When they say Memphis is the Home of the Blues, they’re not talking about blue laws. But maybe they should be. The City Council voted last week to prohibit beer sales for off-premise consumption within 500 feet of churches, schools, and most residential areas. Though stores currently selling beer will be grandfathered in, any new stores wanting to locate within the 500-foot restriction will have to be located on a state or federal highway.
“We’ve got a crime problem, and this is the catalyst,” Councilman Joe Brown said during a recent committee meeting, adding that he was speaking from a moral perspective. “That’s why this is so important.”
But the ordinance wasn’t easy for everyone to swallow.
“As I understand it,” said Councilman Dedrick Brittenum at a full council meeting, “the existing stores that sell beer have a problem with people loitering around those establishments and selling beer to minors and that sort of thing. The original ordinance on the floor would do nothing to stop that.”
As initially proposed by Brown, the ordinance banned off-premise beer sales at stores near single-family homes and duplexes, as well as near schools and churches. Under that scenario, only 8,000 parcels of land would qualify for off-premise beer consumption, compared to more than 25,000 currently eligible.
“It tended to exclude a large portion of the city,” said Brittenum.
Citing economic and development reasons, Brittenum offered an alternative that removed residential areas from the ordinance but added a penalty phase.
“We’re trying to go to a more livable, walkable, smart-growth city. If that’s the case, we may need some stores close to residential areas,” Brittenum told fellow council members.
Under smart-growth principles, developments are often built as mixed-use, with residences near, next to, or even above retail stores. A draft of the new Unified Development Code, which lays out zoning and subdivision regulations, has provisions for just such mixed-use areas. In addition, many smaller stores see a large portion of their profit from beer sales.
“If you don’t leave out [residences],” Brittenum said, “no new stores will open in residential areas that will sell bread, sugar, your staples. The economics just won’t work.”

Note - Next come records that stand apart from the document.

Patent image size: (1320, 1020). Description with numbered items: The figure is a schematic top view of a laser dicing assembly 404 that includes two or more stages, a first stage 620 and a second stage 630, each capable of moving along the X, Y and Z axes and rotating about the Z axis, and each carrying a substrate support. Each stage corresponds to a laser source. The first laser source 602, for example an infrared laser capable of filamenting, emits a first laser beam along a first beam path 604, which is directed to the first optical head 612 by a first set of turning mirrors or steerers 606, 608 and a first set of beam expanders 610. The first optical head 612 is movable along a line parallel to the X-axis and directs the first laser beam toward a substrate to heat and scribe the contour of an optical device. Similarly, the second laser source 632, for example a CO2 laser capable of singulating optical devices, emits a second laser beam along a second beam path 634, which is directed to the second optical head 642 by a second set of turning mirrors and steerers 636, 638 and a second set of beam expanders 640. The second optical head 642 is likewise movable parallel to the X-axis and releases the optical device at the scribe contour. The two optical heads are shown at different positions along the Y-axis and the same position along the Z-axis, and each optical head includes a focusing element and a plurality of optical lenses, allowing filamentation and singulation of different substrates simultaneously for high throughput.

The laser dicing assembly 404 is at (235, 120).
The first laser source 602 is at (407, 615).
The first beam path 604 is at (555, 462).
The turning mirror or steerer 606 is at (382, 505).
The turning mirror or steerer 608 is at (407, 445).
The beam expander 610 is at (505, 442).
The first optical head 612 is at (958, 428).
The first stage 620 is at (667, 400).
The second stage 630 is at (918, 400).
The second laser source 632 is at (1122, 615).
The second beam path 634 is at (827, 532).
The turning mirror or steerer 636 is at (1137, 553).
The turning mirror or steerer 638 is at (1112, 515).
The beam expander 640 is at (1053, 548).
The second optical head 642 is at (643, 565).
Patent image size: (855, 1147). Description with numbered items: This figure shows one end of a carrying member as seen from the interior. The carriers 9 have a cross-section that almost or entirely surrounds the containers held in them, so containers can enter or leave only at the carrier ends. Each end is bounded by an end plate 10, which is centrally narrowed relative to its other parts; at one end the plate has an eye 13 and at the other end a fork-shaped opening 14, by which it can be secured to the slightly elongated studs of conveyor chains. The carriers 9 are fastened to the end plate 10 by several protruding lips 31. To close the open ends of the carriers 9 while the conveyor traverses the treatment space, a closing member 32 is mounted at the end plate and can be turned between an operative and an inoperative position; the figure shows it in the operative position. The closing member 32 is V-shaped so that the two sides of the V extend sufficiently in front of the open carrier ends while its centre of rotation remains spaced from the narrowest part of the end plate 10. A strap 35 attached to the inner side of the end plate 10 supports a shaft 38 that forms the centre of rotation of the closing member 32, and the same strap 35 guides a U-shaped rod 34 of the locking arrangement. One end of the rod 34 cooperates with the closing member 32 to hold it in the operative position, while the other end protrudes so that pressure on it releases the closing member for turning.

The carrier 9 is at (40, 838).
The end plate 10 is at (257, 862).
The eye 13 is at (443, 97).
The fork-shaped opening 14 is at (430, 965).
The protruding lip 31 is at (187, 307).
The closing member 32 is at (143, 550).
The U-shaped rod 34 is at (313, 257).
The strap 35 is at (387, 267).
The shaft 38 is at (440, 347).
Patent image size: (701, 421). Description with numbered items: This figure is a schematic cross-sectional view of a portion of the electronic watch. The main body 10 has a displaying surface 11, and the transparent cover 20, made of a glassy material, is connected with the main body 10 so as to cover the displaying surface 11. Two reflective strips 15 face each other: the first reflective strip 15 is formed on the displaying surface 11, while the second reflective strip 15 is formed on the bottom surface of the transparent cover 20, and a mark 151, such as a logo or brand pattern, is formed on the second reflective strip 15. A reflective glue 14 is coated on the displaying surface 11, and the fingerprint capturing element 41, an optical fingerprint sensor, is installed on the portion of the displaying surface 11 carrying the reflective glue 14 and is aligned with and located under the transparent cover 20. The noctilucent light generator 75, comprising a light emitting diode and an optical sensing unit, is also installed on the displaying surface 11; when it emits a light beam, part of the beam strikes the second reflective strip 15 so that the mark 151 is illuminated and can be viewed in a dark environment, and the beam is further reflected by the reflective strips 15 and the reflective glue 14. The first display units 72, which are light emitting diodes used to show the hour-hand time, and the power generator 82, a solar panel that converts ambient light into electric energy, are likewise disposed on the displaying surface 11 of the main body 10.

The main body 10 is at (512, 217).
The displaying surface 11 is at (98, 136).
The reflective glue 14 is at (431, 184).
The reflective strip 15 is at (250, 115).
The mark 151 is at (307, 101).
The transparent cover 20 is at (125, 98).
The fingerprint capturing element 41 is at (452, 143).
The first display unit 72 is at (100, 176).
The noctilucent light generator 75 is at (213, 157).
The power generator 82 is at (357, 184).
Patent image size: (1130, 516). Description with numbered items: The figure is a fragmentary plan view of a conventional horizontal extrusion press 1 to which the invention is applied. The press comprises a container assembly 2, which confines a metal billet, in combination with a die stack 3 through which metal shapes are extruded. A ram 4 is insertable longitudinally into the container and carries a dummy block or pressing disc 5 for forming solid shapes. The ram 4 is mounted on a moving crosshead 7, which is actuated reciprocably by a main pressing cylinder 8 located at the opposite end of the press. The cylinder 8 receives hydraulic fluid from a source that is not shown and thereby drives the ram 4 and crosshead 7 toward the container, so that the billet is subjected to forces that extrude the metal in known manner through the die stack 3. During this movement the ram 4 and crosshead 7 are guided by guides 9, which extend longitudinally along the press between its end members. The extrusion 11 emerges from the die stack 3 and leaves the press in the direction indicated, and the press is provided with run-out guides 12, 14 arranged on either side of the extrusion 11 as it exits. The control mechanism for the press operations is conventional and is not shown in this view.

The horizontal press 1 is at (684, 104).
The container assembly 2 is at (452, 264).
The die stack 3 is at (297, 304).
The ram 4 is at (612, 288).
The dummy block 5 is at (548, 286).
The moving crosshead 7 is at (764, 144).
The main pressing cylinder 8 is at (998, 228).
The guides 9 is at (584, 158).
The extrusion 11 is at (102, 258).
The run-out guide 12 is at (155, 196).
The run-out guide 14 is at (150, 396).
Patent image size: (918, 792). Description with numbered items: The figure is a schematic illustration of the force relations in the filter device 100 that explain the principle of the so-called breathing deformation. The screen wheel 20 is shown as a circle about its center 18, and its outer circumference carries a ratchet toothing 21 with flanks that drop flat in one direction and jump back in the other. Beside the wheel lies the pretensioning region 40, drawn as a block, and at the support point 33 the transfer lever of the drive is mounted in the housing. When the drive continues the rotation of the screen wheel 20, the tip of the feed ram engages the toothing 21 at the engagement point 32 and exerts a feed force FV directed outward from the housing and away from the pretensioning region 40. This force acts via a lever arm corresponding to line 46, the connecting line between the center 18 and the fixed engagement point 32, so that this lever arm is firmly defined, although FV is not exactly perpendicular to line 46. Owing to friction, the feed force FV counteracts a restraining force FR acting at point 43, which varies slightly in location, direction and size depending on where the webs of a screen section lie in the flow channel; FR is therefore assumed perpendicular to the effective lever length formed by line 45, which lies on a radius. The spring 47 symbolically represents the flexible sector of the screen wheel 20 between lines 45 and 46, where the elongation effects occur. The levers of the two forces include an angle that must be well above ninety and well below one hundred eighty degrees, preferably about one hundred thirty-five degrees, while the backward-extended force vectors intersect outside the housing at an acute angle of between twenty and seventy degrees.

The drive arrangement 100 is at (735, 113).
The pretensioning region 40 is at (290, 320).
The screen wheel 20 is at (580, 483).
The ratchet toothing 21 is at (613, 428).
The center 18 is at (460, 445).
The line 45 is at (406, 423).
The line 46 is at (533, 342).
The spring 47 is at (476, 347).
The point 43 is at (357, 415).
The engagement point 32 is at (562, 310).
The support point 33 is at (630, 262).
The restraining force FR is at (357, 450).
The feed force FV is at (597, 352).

Brittenum also pointed out that the ordinance — as originally proposed — would essentially create a territorial monopoly for existing stores.
“We would be forever grandfathering in those businesses because they will be so valuable they’ll never go out of business. Ever,” he said.
To solve that particular problem, he suggested a penalty phase to the ordinance: If a store gets three violations in two years, it would lose the privilege of having a beer license. The licensee would lose the right to apply for a new beer license anywhere in the city for the following two years.
Other council members liked the penalty provision but could not be convinced to remove residential areas from the ordinance. In fact, when it was pointed out that the ordinance inexplicably left out a distance requirement for apartments, those areas were added, too.
“I do understand that we’re talking about livable communities and walkable communities, but we’re also talking about communities where our children are,” said Barbara Swearengen Ware during a committee meeting.
Brown said he thought the council was “in the business of eliminating crime.”
“There is a lot of criminal activity [at convenience stores]. People who walk to stores for beer have [alcohol and drug] problems,” Brown said. “Let’s stop this thing, and we can live in a good city.”
In a compromise, Brittenum suggested that the ordinance exempt those stores on interstates and state and federal highways, and the measure passed. The ordinance also gives applicants who are rejected by the beer board a chance to appeal directly to the City Council.
Even so, adding residential to the ordinance is an extensive change. Frankly, considering how many areas are now off-limits, I’m surprised that the measure didn’t meet with more resistance.
Just two years ago, after a Wal-Mart opened in Whitehaven and wasn’t allowed to sell beer at that location, the council considered lowering the distance requirement from schools and churches because members felt it was hampering economic growth.
There might be a lot of churches in this city, but there are a lot more houses, duplexes, and apartment buildings. The stores I can think of that sell beer for off-premise consumption — gas stations, drug stores, places like Miss Cordelia’s on Mud Island — are often located close to residential areas.
And for many areas, it’s already last call.